Allow students to process what they learned today and how or why it is important.
- What specifically have you learned today that was new to you?
- What can you do with the knowledge from this and previous lessons?
- What would you suggest for improving on what we did today?
Talk about how working together is one way that we learn better. Explain that this is one time that you don’t need permission to act philanthropically—working together or helping others—should be done without hesitation because we are part of a community. Thank everyone for the part they are playing in this class act of philanthropy.
Day Two: Grades 4 & 5:
Using Handout One: Count On It! Data Table as a teaching model, on the overhead or board, sequentially lead students through creating a data table of their own on paper and entering the class data on their own paper. The following elements can be discussed: title of data table, drawing data table lines, labeling the coin column headings, entering all available data, and computing column totals. Once data is entered, ask students to add the total of all coins and bills, and show their work on the data table. Write the total on a piece of paper. Tape the paper to the side of the jar. The students help you put the money back in the jar.
Take a moment to review student estimates previously made on the slips of paper for total number of coins in the jar and estimated total amount. Award small prizes or kudos to the student(s) who made the best estimates.
Introduce the idea of a bar graph to visually represent the total amount of money generated by each type of coin or bill.Show the students examples of bar graphs in vertical and horizontal forms. Show and read the scales on the vertical and horizontal axes of the sample bar graphs.
Lead the students in creating their own bar graph using the data from the completed data table. This may be done with graph paper and colored pencils/markers or using graphing computer software. Help them generate a bar graph that includes pennies, nickels, dimes, quarters, half dollars, and dollars bills or dollar coins as appropriate.
Work through issues of proper scale for the money amounts going up the vertical axis from zero, labels for both axes, and a title for the bar graph itself.
Ask students to verbally share the kinds of information they are able to glean from the completed bar graph. Conclude by emphasizing how a well-constructed bar graph can help us see data in a very powerful way. Highlight some of the better examples of bar graphs created by the students.
If more graphing experience is desired, create a second bar graph showing only the total numbers of each type of coin collected in the jar. Use coin numbers data from Handout One: Count On It! Data Table. Afterwards, both bar graphs can be compared and contrasted based on what information they reveal, how it appears on the graph, and how individual bars compare on the two bar graphs.

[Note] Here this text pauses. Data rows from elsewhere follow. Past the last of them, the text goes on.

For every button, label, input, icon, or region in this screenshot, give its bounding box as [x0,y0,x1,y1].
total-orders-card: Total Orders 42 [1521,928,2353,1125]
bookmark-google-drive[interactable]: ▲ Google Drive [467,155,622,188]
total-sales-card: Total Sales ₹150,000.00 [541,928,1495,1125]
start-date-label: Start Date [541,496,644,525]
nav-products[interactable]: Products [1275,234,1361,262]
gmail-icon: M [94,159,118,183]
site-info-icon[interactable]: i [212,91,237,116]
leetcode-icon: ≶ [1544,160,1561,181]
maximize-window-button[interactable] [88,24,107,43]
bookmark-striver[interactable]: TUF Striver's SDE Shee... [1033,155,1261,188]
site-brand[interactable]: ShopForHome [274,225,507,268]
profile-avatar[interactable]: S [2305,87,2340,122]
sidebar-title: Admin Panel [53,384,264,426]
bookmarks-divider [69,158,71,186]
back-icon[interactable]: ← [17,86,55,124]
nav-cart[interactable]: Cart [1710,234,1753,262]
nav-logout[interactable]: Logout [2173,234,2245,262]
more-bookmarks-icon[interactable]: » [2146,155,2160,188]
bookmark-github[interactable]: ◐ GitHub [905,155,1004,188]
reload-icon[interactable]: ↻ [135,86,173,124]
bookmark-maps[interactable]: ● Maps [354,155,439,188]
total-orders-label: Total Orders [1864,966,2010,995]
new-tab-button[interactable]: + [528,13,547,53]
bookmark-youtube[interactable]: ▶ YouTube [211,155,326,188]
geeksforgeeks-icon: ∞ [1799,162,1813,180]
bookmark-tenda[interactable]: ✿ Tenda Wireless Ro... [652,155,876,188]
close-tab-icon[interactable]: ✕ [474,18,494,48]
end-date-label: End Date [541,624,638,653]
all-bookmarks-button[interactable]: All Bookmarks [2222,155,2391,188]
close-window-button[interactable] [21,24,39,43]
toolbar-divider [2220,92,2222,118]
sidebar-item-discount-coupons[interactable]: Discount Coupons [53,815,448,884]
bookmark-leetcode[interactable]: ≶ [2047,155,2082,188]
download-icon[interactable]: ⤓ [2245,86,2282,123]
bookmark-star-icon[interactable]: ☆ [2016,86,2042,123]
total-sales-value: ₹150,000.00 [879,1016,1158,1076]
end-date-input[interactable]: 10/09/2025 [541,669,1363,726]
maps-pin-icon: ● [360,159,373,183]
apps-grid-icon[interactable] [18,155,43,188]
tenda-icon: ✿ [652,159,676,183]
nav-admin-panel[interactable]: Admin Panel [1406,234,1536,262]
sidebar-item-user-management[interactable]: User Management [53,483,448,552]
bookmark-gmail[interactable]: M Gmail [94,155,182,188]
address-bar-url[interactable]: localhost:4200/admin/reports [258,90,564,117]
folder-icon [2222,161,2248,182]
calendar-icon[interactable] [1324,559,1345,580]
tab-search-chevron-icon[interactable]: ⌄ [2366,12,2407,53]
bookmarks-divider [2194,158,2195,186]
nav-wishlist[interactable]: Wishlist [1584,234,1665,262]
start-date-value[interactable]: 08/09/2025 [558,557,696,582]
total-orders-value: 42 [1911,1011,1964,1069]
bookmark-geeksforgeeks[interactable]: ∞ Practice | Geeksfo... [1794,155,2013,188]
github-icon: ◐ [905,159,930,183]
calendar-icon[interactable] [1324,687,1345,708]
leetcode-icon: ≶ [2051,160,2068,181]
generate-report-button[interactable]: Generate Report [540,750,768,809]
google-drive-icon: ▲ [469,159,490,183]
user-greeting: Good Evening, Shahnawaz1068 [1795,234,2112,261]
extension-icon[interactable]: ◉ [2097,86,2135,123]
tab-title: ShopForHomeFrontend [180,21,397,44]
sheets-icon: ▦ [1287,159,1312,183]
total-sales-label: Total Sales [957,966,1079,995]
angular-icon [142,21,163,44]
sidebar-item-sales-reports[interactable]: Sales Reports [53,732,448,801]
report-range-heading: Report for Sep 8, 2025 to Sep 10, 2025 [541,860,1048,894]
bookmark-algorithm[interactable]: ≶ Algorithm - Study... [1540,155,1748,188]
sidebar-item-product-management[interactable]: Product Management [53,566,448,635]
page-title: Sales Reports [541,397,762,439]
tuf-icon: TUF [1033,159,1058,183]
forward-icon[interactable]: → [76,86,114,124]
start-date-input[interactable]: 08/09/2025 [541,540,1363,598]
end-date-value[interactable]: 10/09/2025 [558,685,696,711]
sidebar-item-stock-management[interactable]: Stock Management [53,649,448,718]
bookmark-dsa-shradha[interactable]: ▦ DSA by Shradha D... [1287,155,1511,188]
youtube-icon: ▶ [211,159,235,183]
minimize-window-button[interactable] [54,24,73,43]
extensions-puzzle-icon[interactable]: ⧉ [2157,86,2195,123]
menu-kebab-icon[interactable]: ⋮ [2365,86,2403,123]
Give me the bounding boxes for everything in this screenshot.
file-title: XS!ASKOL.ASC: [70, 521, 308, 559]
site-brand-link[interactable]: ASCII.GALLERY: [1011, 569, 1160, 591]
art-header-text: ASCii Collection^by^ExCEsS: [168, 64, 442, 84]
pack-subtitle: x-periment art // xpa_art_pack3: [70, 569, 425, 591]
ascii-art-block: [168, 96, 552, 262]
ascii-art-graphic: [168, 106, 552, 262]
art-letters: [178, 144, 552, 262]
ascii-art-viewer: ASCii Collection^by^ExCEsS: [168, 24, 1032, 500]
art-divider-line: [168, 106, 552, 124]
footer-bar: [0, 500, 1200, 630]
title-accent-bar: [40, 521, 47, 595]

The teacher should do an individual assessment while the sorting is going on which will include the following things: Do students recognize the various coins and/or bills? Do students verbalize the value of a penny, nickel, dime and quarter? Assess if the children can skip count the value of each coin to achieve the value of one dollar accurately on their own.
Strand PHIL.II Philanthropy and Civil Society
Standard PCS 01. Self, citizenship, and society
Benchmark E.3 Describe a benefit of group cooperation.
Standard PCS 05. Philanthropy and Government
Benchmark E.8 Describe classroom behaviors that help the students learn.
Strand PHIL.III Philanthropy and the Individual
Standard PI 01. Reasons for Individual Philanthropy
Benchmark E.7 Give classroom examples of when a student does not need the teacher's permission to act philanthropically.